Hope
One day, I received a copy of this beautiful e-mail that a friend had sent to somebody who is a stranger to me. Since this issue of DIVA will be the last one for 2007, I take the liberty of sharing this striking message with you all and wishing you all a wonderful New Year in 2008.
Marit
Dear Ursula,
"Are we nuts?" was not my question but the closing of Michael Winship’s article. However, I have a friend here in Geneva, named Geneva, half native American, born in Okemah, Oklahoma (birth place of Woody Guthrie!), and married to an Iraqi, who repeatedly asks that question when confronted with the stark reality of what is happening in the world and in the Hew Hess Hay (as some say it here = USA).
Yes, the situation looks grim at times. However, I firmly believe that one must live out what one believes in and that the more evil seems to get the upper hand, the more important it is to bear witness to something else. That is what I have always tried to do. Don’t expect others to do good, nor may they even want to just because you are trying to. Just do it. Act out your own principles, otherwise you’ll never be at peace with yourself, and, without that sort of peace, you’re of little use to anybody, including yourself.
There is also what Jefferson would have called "public affairs" — what we have now down-graded to the status of "politics", with the negative connotation that that carries. Jefferson would have said that the only proper activity of the citizen is public affairs and that the role of public education is to prepare citizens and civic leaders for participation in the life of the RES PVBLICA. Instead, we now have education that is intended to do the work of the corporations in training people according to the needs of the corporate world, while the intellectual baggage they need in order to function as citizens is neglected, when it is not denigrated outright.
We have become a nation of consumers, and the "job", instead of being a source of personal fulfilment and intellectual and cultural enrichment, has become the means of participation in the crass consumer society.
So you find chocolate a source of euphoria in such times? Forget about the chocolate. Save it for special occasions or it will lose its euphoric effect. Get out and do some sort of volunteer work or something that puts you in contact with the members of your immediate community, something that needs to be done but would not be done if you didn’t do it.
Stay informed, even — especially — when it means confronting the ugly truths about our corrupt, materialistic, violent, war-based society.

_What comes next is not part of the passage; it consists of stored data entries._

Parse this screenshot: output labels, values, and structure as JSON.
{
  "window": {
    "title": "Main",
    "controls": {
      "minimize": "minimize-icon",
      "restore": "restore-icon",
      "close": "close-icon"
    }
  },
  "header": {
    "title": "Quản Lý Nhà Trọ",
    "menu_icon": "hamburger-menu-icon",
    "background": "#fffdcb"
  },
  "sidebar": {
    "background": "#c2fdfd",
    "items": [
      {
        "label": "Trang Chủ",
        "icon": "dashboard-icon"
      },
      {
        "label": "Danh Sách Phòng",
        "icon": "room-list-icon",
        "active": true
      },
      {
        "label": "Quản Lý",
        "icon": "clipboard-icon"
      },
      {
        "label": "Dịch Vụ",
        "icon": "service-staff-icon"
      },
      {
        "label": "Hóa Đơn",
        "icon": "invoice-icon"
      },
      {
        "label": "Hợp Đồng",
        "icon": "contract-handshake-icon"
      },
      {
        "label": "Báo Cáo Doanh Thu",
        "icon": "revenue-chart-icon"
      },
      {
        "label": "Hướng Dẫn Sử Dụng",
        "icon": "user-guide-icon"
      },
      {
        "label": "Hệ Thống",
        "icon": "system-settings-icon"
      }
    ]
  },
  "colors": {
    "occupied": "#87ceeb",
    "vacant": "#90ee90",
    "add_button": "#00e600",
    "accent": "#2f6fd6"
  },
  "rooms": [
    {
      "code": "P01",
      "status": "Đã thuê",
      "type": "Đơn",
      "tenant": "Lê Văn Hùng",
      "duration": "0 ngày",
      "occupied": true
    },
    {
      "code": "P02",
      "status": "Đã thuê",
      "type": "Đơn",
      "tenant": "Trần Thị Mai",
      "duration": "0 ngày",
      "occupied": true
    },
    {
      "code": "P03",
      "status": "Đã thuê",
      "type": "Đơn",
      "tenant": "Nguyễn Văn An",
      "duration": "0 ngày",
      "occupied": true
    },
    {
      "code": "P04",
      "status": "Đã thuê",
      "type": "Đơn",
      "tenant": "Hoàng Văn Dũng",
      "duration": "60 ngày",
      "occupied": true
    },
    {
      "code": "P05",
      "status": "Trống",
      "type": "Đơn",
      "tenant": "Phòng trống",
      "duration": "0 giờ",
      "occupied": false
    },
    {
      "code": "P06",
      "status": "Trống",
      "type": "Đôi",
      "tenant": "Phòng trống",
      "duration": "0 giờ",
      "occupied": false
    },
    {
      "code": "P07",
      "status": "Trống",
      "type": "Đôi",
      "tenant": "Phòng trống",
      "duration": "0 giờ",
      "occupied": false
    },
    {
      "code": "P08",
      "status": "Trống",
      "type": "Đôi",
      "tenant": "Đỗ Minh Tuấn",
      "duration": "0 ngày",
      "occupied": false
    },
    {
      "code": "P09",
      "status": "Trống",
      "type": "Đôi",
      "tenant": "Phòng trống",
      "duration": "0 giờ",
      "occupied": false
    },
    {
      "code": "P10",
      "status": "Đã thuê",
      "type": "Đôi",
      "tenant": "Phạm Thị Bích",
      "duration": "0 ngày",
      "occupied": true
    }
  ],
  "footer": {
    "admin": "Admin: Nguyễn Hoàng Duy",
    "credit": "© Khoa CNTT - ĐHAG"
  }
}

And don’t forget the culture, in its highest and lowest instances. The French have the all-time record for Nobel Prize winners in literature, with thirteen to their credit. The only country that can come close to rivaling that has twelve — the United States!
How many of them can you name? What have you read by them? What are your favourites among their work? How many of their works have you seen performed?
When the axe falls, the thoughts and ideas needed to confront disaster will not be found at the shopping mall but in the great literature we have produced. If the proper role of the Christian — as Jesus is said to have taught it, NOT what a doctrine-obsessed church teaches — is the pursuit of spirituality in a world where our basic human needs automatically drive us toward material considerations, then this great literature will nurture and inspire that pursuit, not the material clap-trap we are encouraged to run after as if our identity, indeed, our very life, depended on it.
Beyond that, all I can add is, "Don’t be dismayed!" And if you’re trying to make a difference, even in your own modest way, you won’t be.